My youngest daughter likes to pretend to be a princess.  I believe the title is equated in her mind with wearing flamboyant clothes and jewellery but I think it’s greatest appeal is the assumption that it gives her some kind of power.

We’ve tried to explain to her that actually, throughout history, princesses have in reality, wielded very little power and that if she really wants to kick ass, she should maybe seek a different career path.

My eldest on the other hand, is quite troubled by the idea of having to choose a particular path as her interests range far and wide.

I joked with her, that she need not worry and she can choose many careers simultaneously; for instance, I am simultaneously a graphic designer and psychotherapist.  I am also an artist and a mother, occasionally a writer, too often a picker-upper-of-children’s-mislaid-clothes, a driver, a drinker, a day dreamer…

And sometimes I am a witch.

Following my last post, where I mentioned some candles and homemade shampoo, I thought it admissible to elaborate on the craft of mixing stuff up.

Perhaps it is something about the tiny little blue bottles that draw me to collect essentials oils? They remind me of potions… Eye of newt, wing of bat, essence of clary sage… Whatever the reason, collect them, I do.  I now have quite an array of different little bottles, which I have arranged into categories: citrus, floral, woodsy, herbal, spicy and cleansing.

Creating different blends is a bit like mixing paint to get just the right colour. Like colours, different moods require different scents.

Personally I am a fan of the more subtle nuances, rather than nasal onslaught. I also cannot abide the artificial scent dispensers.  Nothing worse than getting into that Uber car and having to sit there inhaling phoney imitation Afghanistani-Vanilla/Chinese rubber mats. The sickly perfume hitting the heights of my sinuses, unleashing god-awful headaches and nausea.

Neither can I wear perfume… Something to do with the intensity and the alcohol carrier.

Clearly, I am sensitive to smells. Thus, the aroma of a room has a significant effect on establishing the atmosphere.
A floral bouquet can evoke a sense of hope as it channels the essence of the oncoming of spring and all its significance.  Like the smell of freshly cleaned sheets and yellow light flooding through an open window.

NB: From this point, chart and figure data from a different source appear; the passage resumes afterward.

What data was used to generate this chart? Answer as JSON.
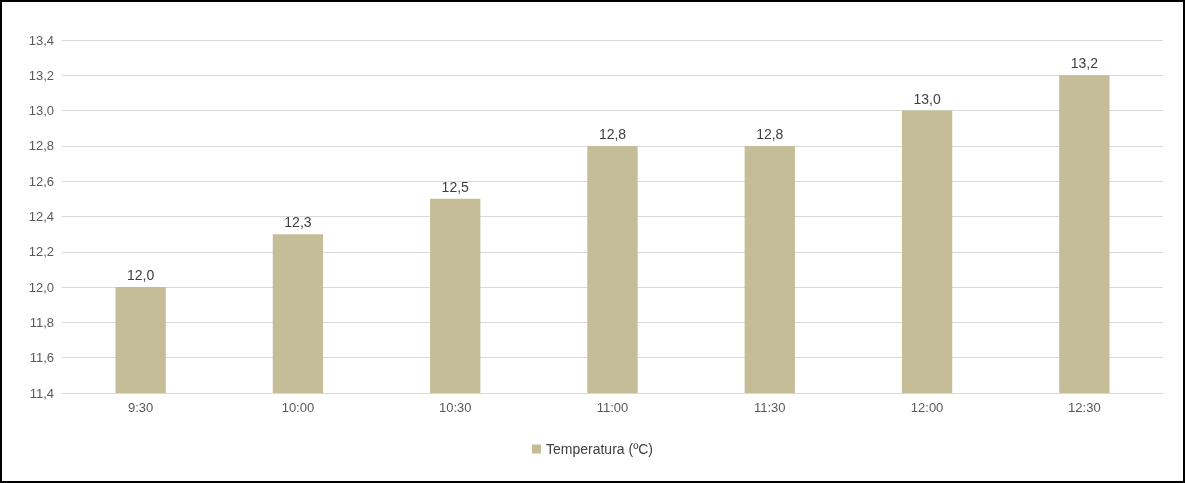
{
  "chart_data": {
    "type": "bar",
    "categories": [
      "9:30",
      "10:00",
      "10:30",
      "11:00",
      "11:30",
      "12:00",
      "12:30"
    ],
    "series": [
      {
        "name": "Temperatura (ºC)",
        "color": "#c4bd97",
        "values": [
          12.0,
          12.3,
          12.5,
          12.8,
          12.8,
          13.0,
          13.2
        ],
        "value_labels": [
          "12,0",
          "12,3",
          "12,5",
          "12,8",
          "12,8",
          "13,0",
          "13,2"
        ]
      }
    ],
    "ylim": [
      11.4,
      13.4
    ],
    "yticks": [
      {
        "value": 11.4,
        "label": "11,4"
      },
      {
        "value": 11.6,
        "label": "11,6"
      },
      {
        "value": 11.8,
        "label": "11,8"
      },
      {
        "value": 12.0,
        "label": "12,0"
      },
      {
        "value": 12.2,
        "label": "12,2"
      },
      {
        "value": 12.4,
        "label": "12,4"
      },
      {
        "value": 12.6,
        "label": "12,6"
      },
      {
        "value": 12.8,
        "label": "12,8"
      },
      {
        "value": 13.0,
        "label": "13,0"
      },
      {
        "value": 13.2,
        "label": "13,2"
      },
      {
        "value": 13.4,
        "label": "13,4"
      }
    ],
    "grid": "y",
    "legend": "bottom"
  }
}
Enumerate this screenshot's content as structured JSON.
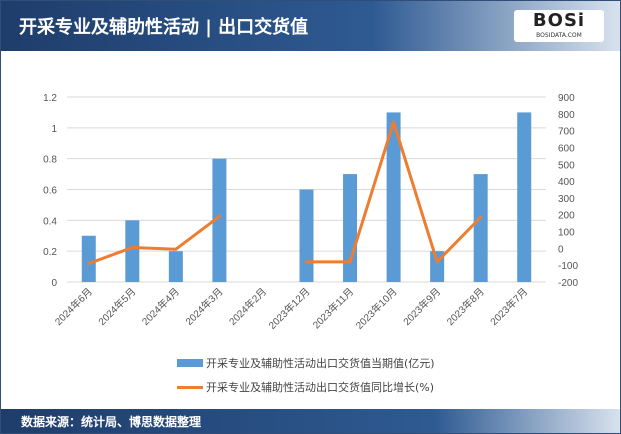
{
  "title": "开采专业及辅助性活动 | 出口交货值",
  "logo": {
    "text": "BOSi",
    "sub": "BOSIDATA.COM"
  },
  "source": "数据来源：统计局、博思数据整理",
  "colors": {
    "bar": "#5b9bd5",
    "line": "#ed7d31",
    "header": "#1f3d6b"
  },
  "chart_data": {
    "type": "bar+line",
    "categories": [
      "2024年6月",
      "2024年5月",
      "2024年4月",
      "2024年3月",
      "2024年2月",
      "2023年12月",
      "2023年11月",
      "2023年10月",
      "2023年9月",
      "2023年8月",
      "2023年7月"
    ],
    "series": [
      {
        "name": "开采专业及辅助性活动出口交货值当期值(亿元)",
        "type": "bar",
        "axis": "left",
        "values": [
          0.3,
          0.4,
          0.2,
          0.8,
          null,
          0.6,
          0.7,
          1.1,
          0.2,
          0.7,
          1.1
        ]
      },
      {
        "name": "开采专业及辅助性活动出口交货值同比增长(%)",
        "type": "line",
        "axis": "right",
        "values": [
          -90,
          5,
          -5,
          190,
          null,
          -80,
          -80,
          750,
          -80,
          185,
          null
        ]
      }
    ],
    "yleft": {
      "lim": [
        0,
        1.2
      ],
      "ticks": [
        "0",
        "0.2",
        "0.4",
        "0.6",
        "0.8",
        "1",
        "1.2"
      ]
    },
    "yright": {
      "lim": [
        -200,
        900
      ],
      "ticks": [
        "-200",
        "-100",
        "0",
        "100",
        "200",
        "300",
        "400",
        "500",
        "600",
        "700",
        "800",
        "900"
      ]
    },
    "grid": true,
    "legend": "bottom"
  }
}
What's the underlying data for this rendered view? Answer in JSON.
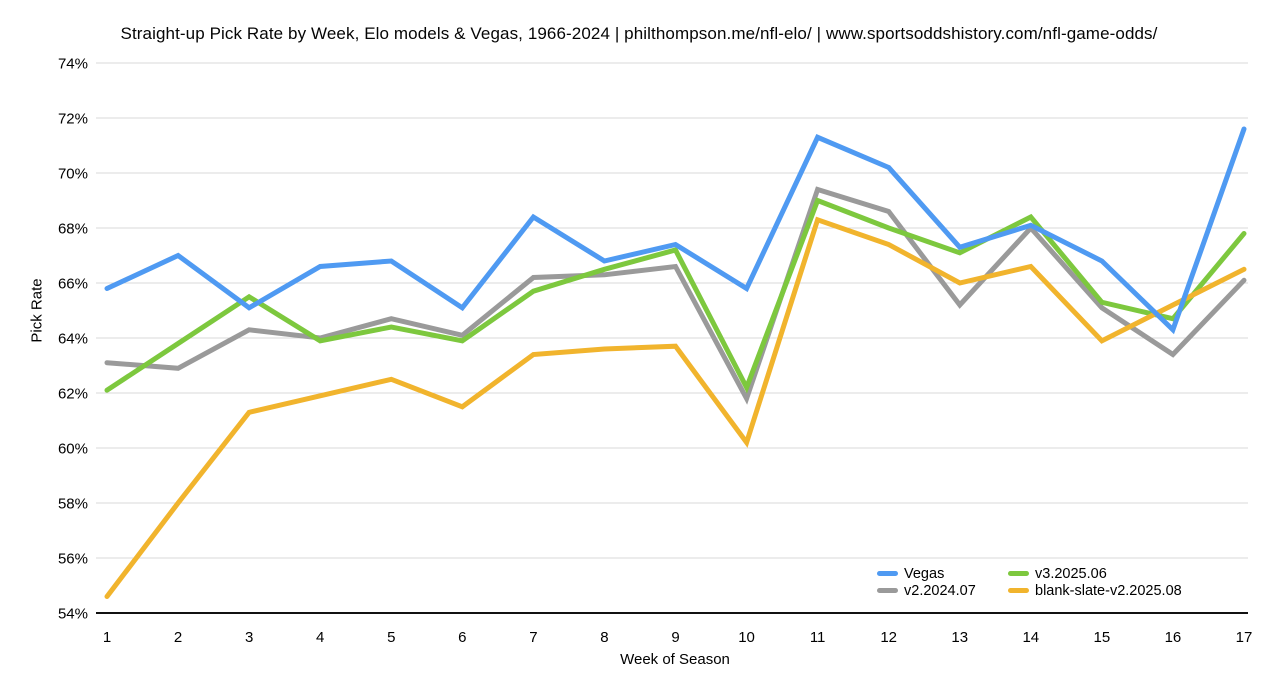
{
  "title": "Straight-up Pick Rate by Week, Elo models & Vegas, 1966-2024 | philthompson.me/nfl-elo/ | www.sportsoddshistory.com/nfl-game-odds/",
  "axes": {
    "y_title": "Pick Rate",
    "x_title": "Week of Season",
    "y_tick_labels": [
      "74%",
      "72%",
      "70%",
      "68%",
      "66%",
      "64%",
      "62%",
      "60%",
      "58%",
      "56%",
      "54%"
    ],
    "x_tick_labels": [
      "1",
      "2",
      "3",
      "4",
      "5",
      "6",
      "7",
      "8",
      "9",
      "10",
      "11",
      "12",
      "13",
      "14",
      "15",
      "16",
      "17"
    ]
  },
  "colors": {
    "vegas_blue": "#4f9af2",
    "v2_gray": "#9a9a9a",
    "v3_green": "#7dc83e",
    "blank_slate_amber": "#f1b42d",
    "gridline": "#dadada",
    "axis_line": "#111111"
  },
  "legend": {
    "items": [
      {
        "label": "Vegas",
        "color": "#4f9af2"
      },
      {
        "label": "v3.2025.06",
        "color": "#7dc83e"
      },
      {
        "label": "v2.2024.07",
        "color": "#9a9a9a"
      },
      {
        "label": "blank-slate-v2.2025.08",
        "color": "#f1b42d"
      }
    ]
  },
  "chart_data": {
    "type": "line",
    "title": "Straight-up Pick Rate by Week, Elo models & Vegas, 1966-2024 | philthompson.me/nfl-elo/ | www.sportsoddshistory.com/nfl-game-odds/",
    "xlabel": "Week of Season",
    "ylabel": "Pick Rate",
    "x": [
      1,
      2,
      3,
      4,
      5,
      6,
      7,
      8,
      9,
      10,
      11,
      12,
      13,
      14,
      15,
      16,
      17
    ],
    "ylim": [
      54,
      74
    ],
    "ytick_step": 2,
    "grid": "horizontal",
    "legend_position": "bottom-right",
    "series": [
      {
        "name": "Vegas",
        "color": "#4f9af2",
        "values": [
          65.8,
          67.0,
          65.1,
          66.6,
          66.8,
          65.1,
          68.4,
          66.8,
          67.4,
          65.8,
          71.3,
          70.2,
          67.3,
          68.1,
          66.8,
          64.3,
          71.6
        ]
      },
      {
        "name": "v2.2024.07",
        "color": "#9a9a9a",
        "values": [
          63.1,
          62.9,
          64.3,
          64.0,
          64.7,
          64.1,
          66.2,
          66.3,
          66.6,
          61.8,
          69.4,
          68.6,
          65.2,
          68.0,
          65.1,
          63.4,
          66.1
        ]
      },
      {
        "name": "v3.2025.06",
        "color": "#7dc83e",
        "values": [
          62.1,
          63.8,
          65.5,
          63.9,
          64.4,
          63.9,
          65.7,
          66.5,
          67.2,
          62.2,
          69.0,
          68.0,
          67.1,
          68.4,
          65.3,
          64.7,
          67.8
        ]
      },
      {
        "name": "blank-slate-v2.2025.08",
        "color": "#f1b42d",
        "values": [
          54.6,
          58.0,
          61.3,
          61.9,
          62.5,
          61.5,
          63.4,
          63.6,
          63.7,
          60.2,
          68.3,
          67.4,
          66.0,
          66.6,
          63.9,
          65.2,
          66.5
        ]
      }
    ],
    "draw_order": [
      "v2.2024.07",
      "v3.2025.06",
      "blank-slate-v2.2025.08",
      "Vegas"
    ]
  }
}
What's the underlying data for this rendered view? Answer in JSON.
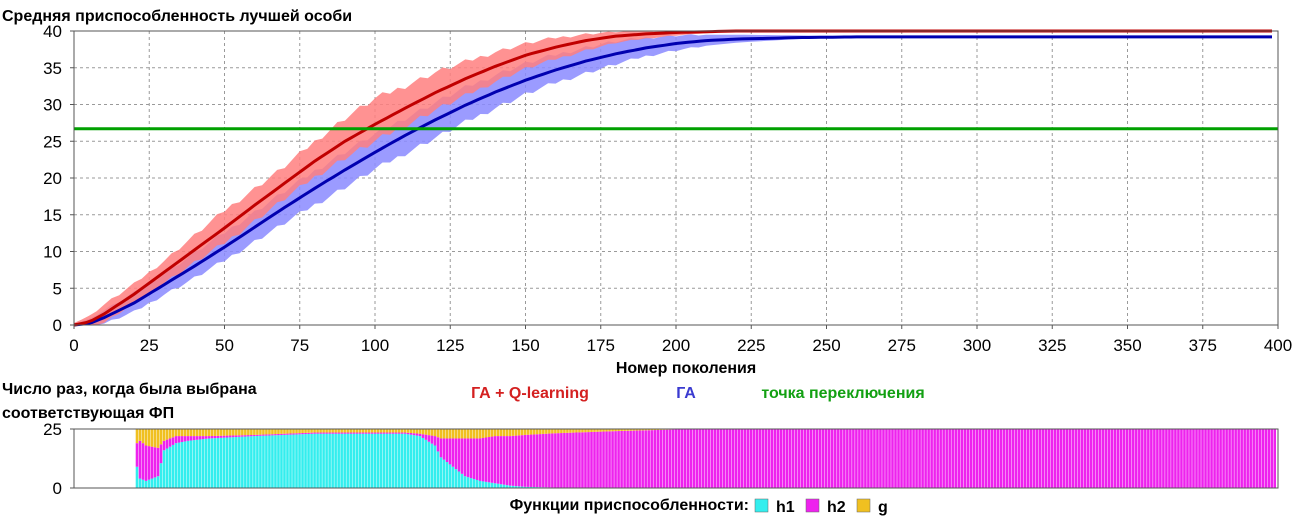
{
  "colors": {
    "ga_q": "#c00000",
    "ga_q_band": "#ff7f7f",
    "ga": "#0000b0",
    "ga_band": "#8a8aff",
    "switch": "#00a000",
    "h1": "#33eeee",
    "h2": "#ee22ee",
    "g": "#f0c020"
  },
  "chart_data": [
    {
      "type": "line",
      "title": "Средняя приспособленность лучшей особи",
      "xlabel": "Номер поколения",
      "ylabel": "",
      "xlim": [
        0,
        400
      ],
      "ylim": [
        0,
        40
      ],
      "x_ticks": [
        0,
        25,
        50,
        75,
        100,
        125,
        150,
        175,
        200,
        225,
        250,
        275,
        300,
        325,
        350,
        375,
        400
      ],
      "y_ticks": [
        0,
        5,
        10,
        15,
        20,
        25,
        30,
        35,
        40
      ],
      "grid": true,
      "series": [
        {
          "name": "ГА + Q-learning",
          "x": [
            0,
            5,
            10,
            20,
            30,
            40,
            50,
            60,
            70,
            80,
            90,
            100,
            110,
            120,
            130,
            140,
            150,
            160,
            170,
            180,
            190,
            200,
            210,
            220,
            240,
            260,
            300,
            400
          ],
          "y": [
            0,
            0.4,
            1.5,
            4.2,
            7.2,
            10.2,
            13.2,
            16.3,
            19.3,
            22.3,
            25.0,
            27.3,
            29.5,
            31.6,
            33.5,
            35.2,
            36.7,
            37.8,
            38.7,
            39.3,
            39.6,
            39.8,
            39.9,
            40.0,
            40.0,
            40.0,
            40.0,
            40.0
          ],
          "band_low": [
            0,
            0,
            0.3,
            3.0,
            5.8,
            8.5,
            11.2,
            14.2,
            17.2,
            20.2,
            22.8,
            25.0,
            27.2,
            29.3,
            31.2,
            33.2,
            34.9,
            36.2,
            37.4,
            38.4,
            39.0,
            39.4,
            39.7,
            39.9,
            40.0,
            40.0,
            40.0,
            40.0
          ],
          "band_high": [
            0.3,
            1.2,
            2.8,
            5.6,
            8.8,
            12.2,
            15.6,
            18.6,
            21.6,
            25.0,
            28.2,
            30.8,
            32.6,
            34.4,
            35.8,
            37.2,
            38.3,
            39.1,
            39.6,
            39.9,
            40.0,
            40.0,
            40.0,
            40.0,
            40.0,
            40.0,
            40.0,
            40.0
          ]
        },
        {
          "name": "ГА",
          "x": [
            0,
            5,
            10,
            20,
            30,
            40,
            50,
            60,
            70,
            80,
            90,
            100,
            110,
            120,
            130,
            140,
            150,
            160,
            170,
            180,
            190,
            200,
            210,
            220,
            240,
            260,
            300,
            400
          ],
          "y": [
            0,
            0.2,
            1.0,
            3.0,
            5.5,
            8.0,
            10.6,
            13.3,
            16.0,
            18.6,
            21.1,
            23.5,
            25.8,
            27.9,
            29.9,
            31.7,
            33.3,
            34.7,
            35.9,
            36.9,
            37.7,
            38.3,
            38.7,
            38.9,
            39.1,
            39.2,
            39.2,
            39.2
          ],
          "band_low": [
            0,
            0,
            0.2,
            1.8,
            4.2,
            6.4,
            8.8,
            11.4,
            13.9,
            16.4,
            18.8,
            21.2,
            23.4,
            25.5,
            27.6,
            29.6,
            31.4,
            33.0,
            34.3,
            35.5,
            36.6,
            37.4,
            38.0,
            38.4,
            38.9,
            39.1,
            39.2,
            39.2
          ],
          "band_high": [
            0.2,
            0.8,
            2.0,
            4.4,
            7.0,
            9.8,
            12.6,
            15.4,
            18.2,
            21.0,
            23.6,
            26.0,
            28.2,
            30.3,
            32.3,
            34.1,
            35.6,
            36.8,
            37.8,
            38.6,
            39.1,
            39.4,
            39.5,
            39.5,
            39.4,
            39.3,
            39.2,
            39.2
          ]
        },
        {
          "name": "точка переключения",
          "x": [
            0,
            400
          ],
          "y": [
            26.7,
            26.7
          ]
        }
      ]
    },
    {
      "type": "bar",
      "stacked": true,
      "title": "Число раз, когда была выбрана соответствующая ФП",
      "title_lines": [
        "Число раз, когда была выбрана",
        "соответствующая ФП"
      ],
      "xlim": [
        0,
        400
      ],
      "ylim": [
        0,
        25
      ],
      "y_ticks": [
        0,
        25
      ],
      "x_start": 21,
      "x_end": 399,
      "legend_title": "Функции приспособленности:",
      "series": [
        {
          "name": "h1",
          "x": [
            21,
            22,
            24,
            28,
            30,
            34,
            38,
            45,
            60,
            80,
            100,
            110,
            115,
            120,
            122,
            125,
            128,
            130,
            135,
            140,
            145,
            150,
            160,
            180,
            200,
            399
          ],
          "values": [
            9,
            4,
            3,
            5,
            16,
            19,
            20,
            21,
            22,
            23,
            23,
            23,
            22,
            18,
            13,
            10,
            7,
            5,
            3,
            2,
            1,
            0.5,
            0.2,
            0.1,
            0,
            0
          ]
        },
        {
          "name": "h2",
          "x": [
            21,
            22,
            24,
            28,
            30,
            34,
            38,
            45,
            60,
            80,
            100,
            110,
            115,
            120,
            122,
            125,
            128,
            130,
            135,
            140,
            145,
            150,
            160,
            180,
            200,
            399
          ],
          "values": [
            10,
            16,
            15,
            12,
            4,
            3,
            2,
            1,
            0.5,
            0.5,
            0.5,
            0.5,
            1,
            4,
            8,
            11,
            14,
            16,
            18,
            20,
            21,
            22,
            23,
            24,
            24.8,
            25
          ]
        },
        {
          "name": "g",
          "x": [
            21,
            22,
            24,
            28,
            30,
            34,
            38,
            45,
            60,
            80,
            100,
            110,
            115,
            120,
            122,
            125,
            128,
            130,
            135,
            140,
            145,
            150,
            160,
            180,
            200,
            399
          ],
          "values": [
            6,
            5,
            7,
            8,
            5,
            3,
            3,
            3,
            2.5,
            1.5,
            1.5,
            1.5,
            2,
            3,
            4,
            4,
            4,
            4,
            4,
            3,
            3,
            2.5,
            1.8,
            0.9,
            0.2,
            0
          ]
        }
      ]
    }
  ]
}
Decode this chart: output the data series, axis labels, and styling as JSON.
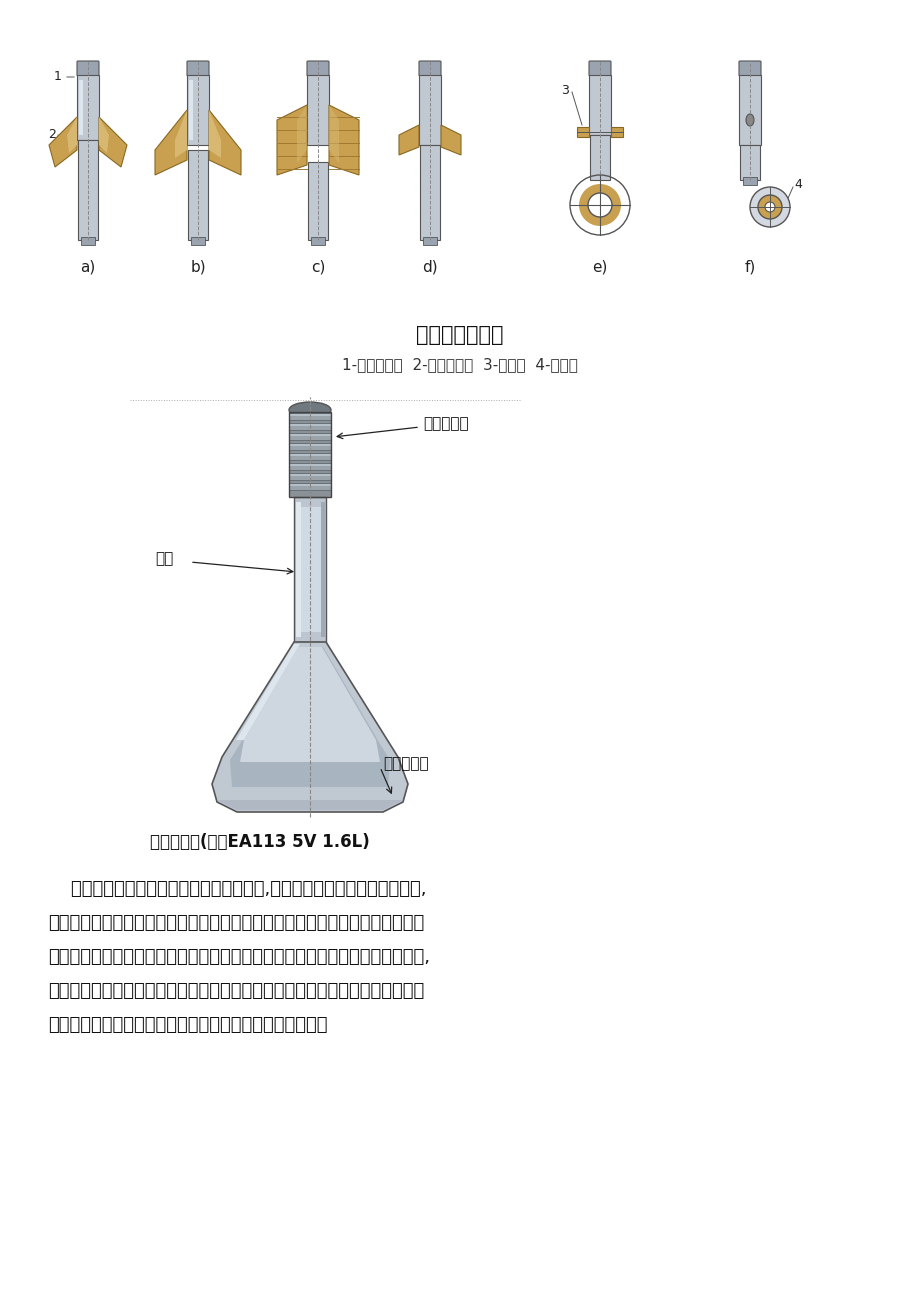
{
  "bg_color": "#ffffff",
  "title1": "气门尾端的形状",
  "title1_fontsize": 15,
  "subtitle1": "1-气门尾端；  2-气门锁夹；  3-卡块；  4-圆柱销",
  "subtitle1_fontsize": 11,
  "title2": "充钠排气门(捷达EA113 5V 1.6L)",
  "title2_fontsize": 12,
  "label_top_right": "嵌装硬合金",
  "label_mid_left": "充钠",
  "label_bot_right": "镶装硬合金",
  "fig_labels": [
    "a)",
    "b)",
    "c)",
    "d)",
    "e)",
    "f)"
  ],
  "body_lines": [
    "    气门杆有较高的加工精度和较低的粗糙度,与气门导管保持较小的配合间隙,",
    "以减小磨损，并起到良好的导向和散热作用。气门尾端的形状决定于上气门弹簧",
    "座的固定方式。采用剖分成两半且外表面为锥面的气门锁夹来固定上气门弹簧座,",
    "结构简单，工作可靠，拆装方便，因此得到了广泛的应用。气门锁夹内表面有多",
    "种形状，相应地气门尾端也有各种不同形状的气门锁夹槽。"
  ],
  "body_fontsize": 13,
  "stem_color": "#c0c8d2",
  "stem_dark": "#9aa4b0",
  "stem_edge": "#555555",
  "clamp_color": "#c8a050",
  "clamp_edge": "#8a6820",
  "clamp_light": "#d8b870",
  "clamp_dark": "#a07830"
}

Alternatively, the scent of burning wood, recalls the memory and comfort of warmth in the depths of the coldest winters.
Forget the chocolate and the booze; aromas of cinnamon blended with oranges, clove and frankincense are the true spirits of Christmas.

However, much like colours again, if you mix too many of nature’s balms, you end up with the olfactory equivalent of a grey-brownish mess. It’s best to keep some basic rules in mind…

There are high notes and base notes, and other notes that fall somewhere in between – left over notes.

High notes are the first to hit you, but they evaporate quickly. Like a passionate love affaire, intense and over too fast. Fickle and unruly, the vocalist in the band.

Base notes, like the name suggest are similar to the bass line of a song… They set the overall tone. But they do not deliver the tune.

Left over notes are the most versatile… Slightly unpredictable, you have to get to know each one individually and test them against the baseline to see if they fit, and remember to coyly introduce them to the vocalist to see whether they inspire refined arrangements of classical or more likely – trite pop.

This is why I have categorised my essential oils.

Once you have established a good relationship between certain scents, you can toy with swapping each for one of the same clan.

If lemon mixes well with frankincense and patchouli, it could be worth swapping lemon for either lime (slightly more acidic and higher octane) or orange (friendlier and fruitier), as an alternative.

I like to draw inspiration from natures organic arrangements. Divining authentic recipes from the everyday – Provence is known for its lavender fields, it’s herbs, and it’s citrus fruit.  Blending these in combination inevitably results in a distinctly lazy-evening-in-the-south-of-France, fragrance.

There are certainly plenty of smells I would love to bottle, but have yet to find a way…

The smell of freshly cut grass or that of baking bread.  I’ve tried to imitate one of nature’s oeuvre – the log fire by combining essential oils of pine, cedar wood and cyprus… But that ash baseline is forever elusive.

I dream one day of having my own garden where jasmine plants creep around an orange orchard.  Sitting in the shade in the wake of a summer’s day. The flowers and fruit intertwining, the heat releasing their breath… lulling me heavenward.